C’est pourquoi l’ANDEVA en a fait une affaire à caractère national. Des associations du réseau venant de plusieurs coins du pays à l’image de l’A.D.D.E.V.A. 44 ont participé à une manifestation pendant la plaidoirie de nos Avocats.

Au cours du premier débat, il a été question de la compétence des Prud’hommes à juger une telle affaire ; avec le Juge départiteur, il a été répondu oui.
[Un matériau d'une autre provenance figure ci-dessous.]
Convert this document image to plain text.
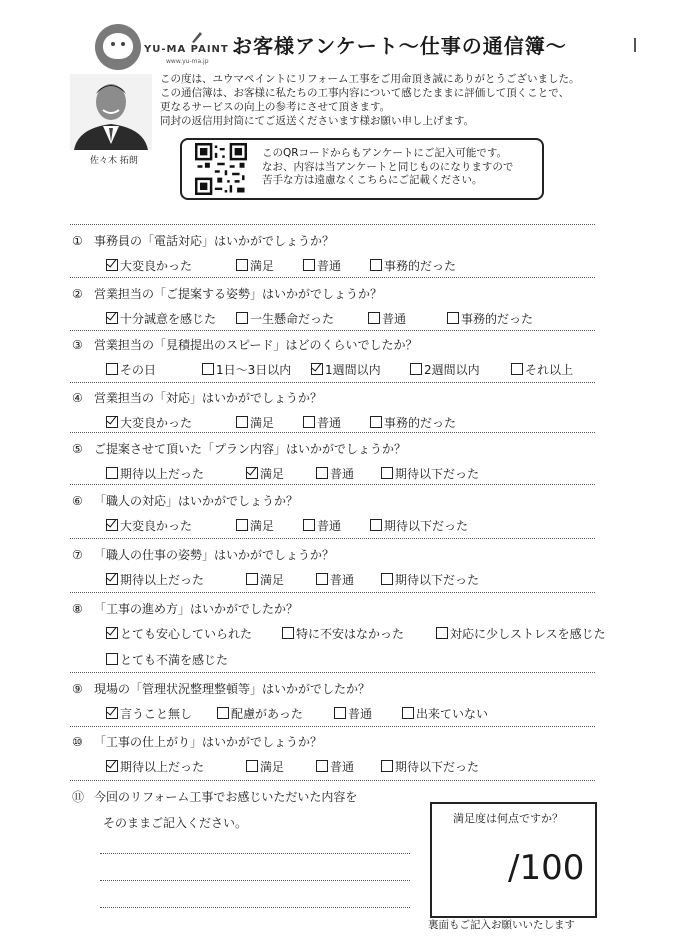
YU-MA PAINT
www.yu-ma.jp
お客様アンケート～仕事の通信簿～
この度は、ユウマペイントにリフォーム工事をご用命頂き誠にありがとうございました。
この通信簿は、お客様に私たちの工事内容について感じたままに評価して頂くことで、
更なるサービスの向上の参考にさせて頂きます。
同封の返信用封筒にてご返送くださいます様お願い申し上げます。
佐々木 拓朗
このQRコードからもアンケートにご記入可能です。
なお、内容は当アンケートと同じものになりますので
苦手な方は遠慮なくこちらにご記載ください。
① 事務員の「電話対応」はいかがでしょうか？
大変良かった	満足	普通	事務的だった
② 営業担当の「ご提案する姿勢」はいかがでしょうか？
十分誠意を感じた	一生懸命だった	普通	事務的だった
③ 営業担当の「見積提出のスピード」はどのくらいでしたか？
その日	1日～3日以内	1週間以内	2週間以内	それ以上
④ 営業担当の「対応」はいかがでしょうか？
大変良かった	満足	普通	事務的だった
⑤ ご提案させて頂いた「プラン内容」はいかがでしょうか？
期待以上だった	満足	普通	期待以下だった
⑥ 「職人の対応」はいかがでしょうか？
大変良かった	満足	普通	期待以下だった
⑦ 「職人の仕事の姿勢」はいかがでしょうか？
期待以上だった	満足	普通	期待以下だった
⑧ 「工事の進め方」はいかがでしたか？
とても安心していられた	特に不安はなかった	対応に少しストレスを感じた
とても不満を感じた
⑨ 現場の「管理状況整理整頓等」はいかがでしたか？
言うこと無し	配慮があった	普通	出来ていない
⑩ 「工事の仕上がり」はいかがでしょうか？
期待以上だった	満足	普通	期待以下だった
⑪ 今回のリフォーム工事でお感じいただいた内容を
そのままご記入ください。	満足度は何点ですか？
/100
裏面もご記入お願いいたします
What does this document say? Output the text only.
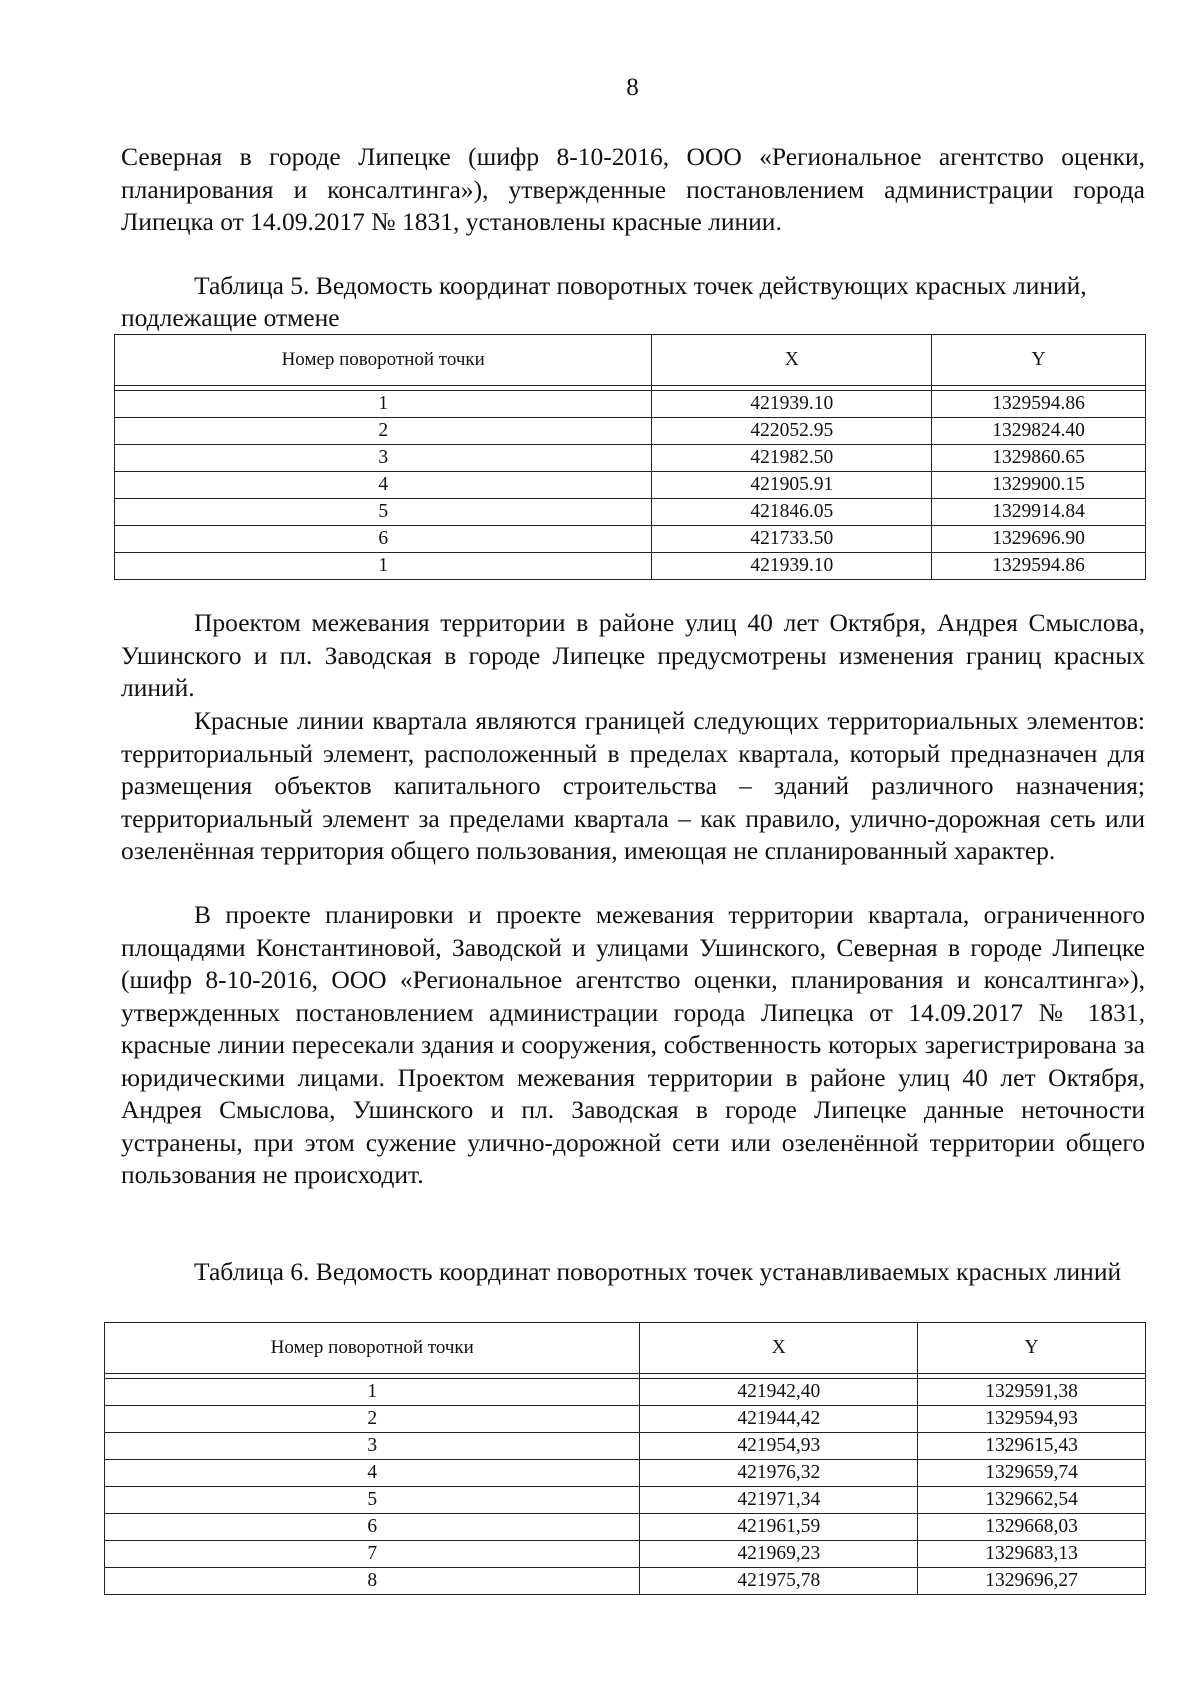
8

Северная в городе Липецке (шифр 8-10-2016, ООО «Региональное агентство оценки, планирования и консалтинга»), утвержденные постановлением администрации города Липецка от 14.09.2017 № 1831, установлены красные линии.

Таблица 5. Ведомость координат поворотных точек действующих красных линий, подлежащие отмене

Номер поворотной точки	X	Y

1	421939.10	1329594.86
2	422052.95	1329824.40
3	421982.50	1329860.65
4	421905.91	1329900.15
5	421846.05	1329914.84
6	421733.50	1329696.90
1	421939.10	1329594.86

Проектом межевания территории в районе улиц 40 лет Октября, Андрея Смыслова, Ушинского и пл. Заводская в городе Липецке предусмотрены изменения границ красных линий.

Красные линии квартала являются границей следующих территориальных элементов: территориальный элемент, расположенный в пределах квартала, который предназначен для размещения объектов капитального строительства – зданий различного назначения; территориальный элемент за пределами квартала – как правило, улично-дорожная сеть или озеленённая территория общего пользования, имеющая не спланированный характер.

В проекте планировки и проекте межевания территории квартала, ограниченного площадями Константиновой, Заводской и улицами Ушинского, Северная в городе Липецке (шифр 8-10-2016, ООО «Региональное агентство оценки, планирования и консалтинга»), утвержденных постановлением администрации города Липецка от 14.09.2017 № 1831, красные линии пересекали здания и сооружения, собственность которых зарегистрирована за юридическими лицами. Проектом межевания территории в районе улиц 40 лет Октября, Андрея Смыслова, Ушинского и пл. Заводская в городе Липецке данные неточности устранены, при этом сужение улично-дорожной сети или озеленённой территории общего пользования не происходит.

Таблица 6. Ведомость координат поворотных точек устанавливаемых красных линий

Номер поворотной точки	X	Y

1	421942,40	1329591,38
2	421944,42	1329594,93
3	421954,93	1329615,43
4	421976,32	1329659,74
5	421971,34	1329662,54
6	421961,59	1329668,03
7	421969,23	1329683,13
8	421975,78	1329696,27
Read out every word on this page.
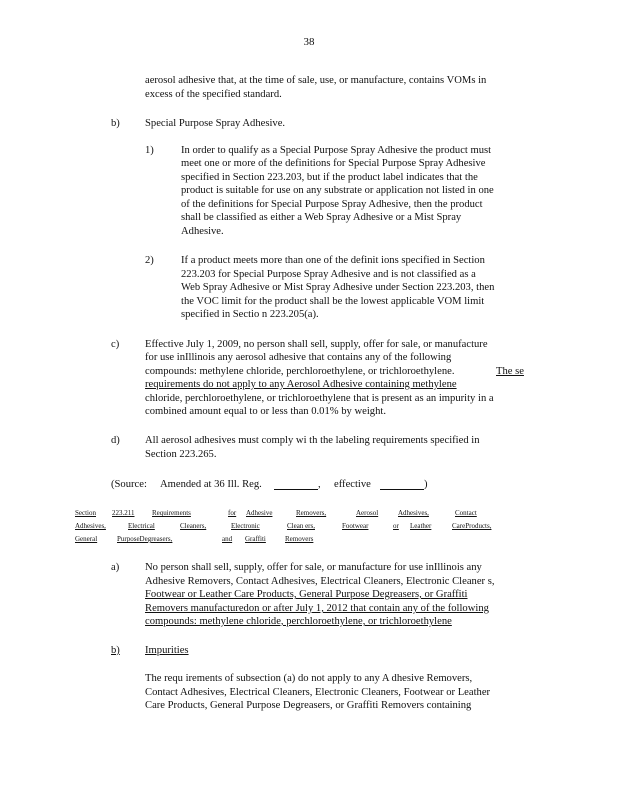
38
aerosol adhesive that, at the time of sale, use, or manufacture, contains VOMs in
excess of the specified standard.
b) Special Purpose Spray Adhesive.
1)	In order to qualify as a Special Purpose Spray Adhesive the product must
meet one or more of the definitions for Special Purpose Spray Adhesive
specified in Section 223.203, but if the product label indicates that the
product is suitable for use on any substrate or application not listed in one
of the definitions for Special Purpose Spray Adhesive, then the product
shall be classified as either a Web Spray Adhesive or a Mist Spray
Adhesive.
2)	If a product meets more than one of the definit ions specified in Section
223.203 for Special Purpose Spray Adhesive and is not classified as a
Web Spray Adhesive or Mist Spray Adhesive under Section 223.203, then
the VOC limit for the product shall be the lowest applicable VOM limit
specified in Sectio n 223.205(a).
c) Effective July 1, 2009, no person shall sell, supply, offer for sale, or manufacture
for use inIllinois any aerosol adhesive that contains any of the following
compounds: methylene chloride, perchloroethylene, or trichloroethylene.	The se
requirements do not apply to any Aerosol Adhesive containing methylene
chloride, perchloroethylene, or trichloroethylene that is present as an impurity in a
combined amount equal to or less than 0.01% by weight.
d) All aerosol adhesives must comply wi th the labeling requirements specified in
Section 223.265.
(Source: Amended at 36 Ill. Reg.	, effective	)
Section 223.211	Requirements	for Adhesive	Removers,	Aerosol	Adhesives,	Contact
Adhesives,	Electrical	Cleaners,	Electronic	Clean ers,	Footwear	or Leather	CareProducts,
General	PurposeDegreasers,	and Graffiti	Removers
a) No person shall sell, supply, offer for sale, or manufacture for use inIllinois any
Adhesive Removers, Contact Adhesives, Electrical Cleaners, Electronic Cleaner s,
Footwear or Leather Care Products, General Purpose Degreasers, or Graffiti
Removers manufacturedon or after July 1, 2012 that contain any of the following
compounds: methylene chloride, perchloroethylene, or trichloroethylene
b) Impurities
The requ irements of subsection (a) do not apply to any A dhesive Removers,
Contact Adhesives, Electrical Cleaners, Electronic Cleaners, Footwear or Leather
Care Products, General Purpose Degreasers, or Graffiti Removers containing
La prochaine étape c’est le jugement sur le fond de la demande des ex : salariés de cette entreprise.

- Le 24 juin 2006 : Notre participation à l’Assemblée Générale de l’ANDEVA. à PARIS où il a été décidé de ne pas participer à des rencontres parlementaires du fait de la présence d’industriels du désamiantage qui se retrouvent juges et partis, sur des questions comme la prévention et réparation des maladies professionnelles alors que nous assistons tous les jours aux positions du M.E.D.E.F. qui tire des quatre fers pour ignorer ou minimiser cela.

Puis à cette Assemblée, il a été décidé de s’investir encore plus avec les réseaux de l’ANDEVA et sa commission A.C.A.A.T.A pour faire entrer dans le dispositif du tiers temps, des salariés venant d’autres établissements voire d’autres industries telles que le bâtiment, les fonderies, les verreries….

A.C.A.A.T.A., dont le projet de réforme de l’IGAS pour réduire les coûts, nous interpelle à plus d’un titre :

- Supprimer le tiers temps.
- Reculer l’âge d’entrée dans le dispositif dès 50 ans.
- Réduire l’allocation à 60 % au lieu de 65 % aujourd’hui.

A contrario, l’ANDEVA préconise que le dispositif actuel soit conservé et amélioré :

- en simplifiant l’instruction des dossiers,
- en relevant le niveau de l’allocation,
- en instituant la mise en place d’un système complémentaire s’ajoutant au système actuel sans se substituer à lui.

- Le 7 juillet 2006 : Notre participation à un stage sur le médical à VINCENNES
- Le 30 septembre 2006 : Notre participation à la Manifestation de PARIS avec 300 personnes sur l’initiative de l’ANDEVA où 6000 personnes ont répondu présentes ce jour-là.

Nous pouvons et nous devons nous préparer à la manifestation de 2007. Tant que nous n’aurons pas un procès de l’amiante en France, nous continuerons cette action ou tout du moins ce genre d’action. Nous dénoncerons les remises en cause des bons jugements de la part des T. A. S. S. sur notre territoire par la non-reconnaissance des maladies professionnelles par présence de plaques pleurales ou la baisse des indemnisations aux victimes ou ayants droit ; nous y reviendrons tout à l’heure…

- Le 26 octobre 2006 : Réunion avec le Cabinet de Maître Michel LEDOUX sur des questions de stratégies juridiques, prescription F.I.V.A, Faute Inexcusable de l’Employeur / F.I.V.A où ce dernier peut et doit, quand c’est possible, subroger les victimes ou les ayants-droit à travers l’article 53 de sa constitution.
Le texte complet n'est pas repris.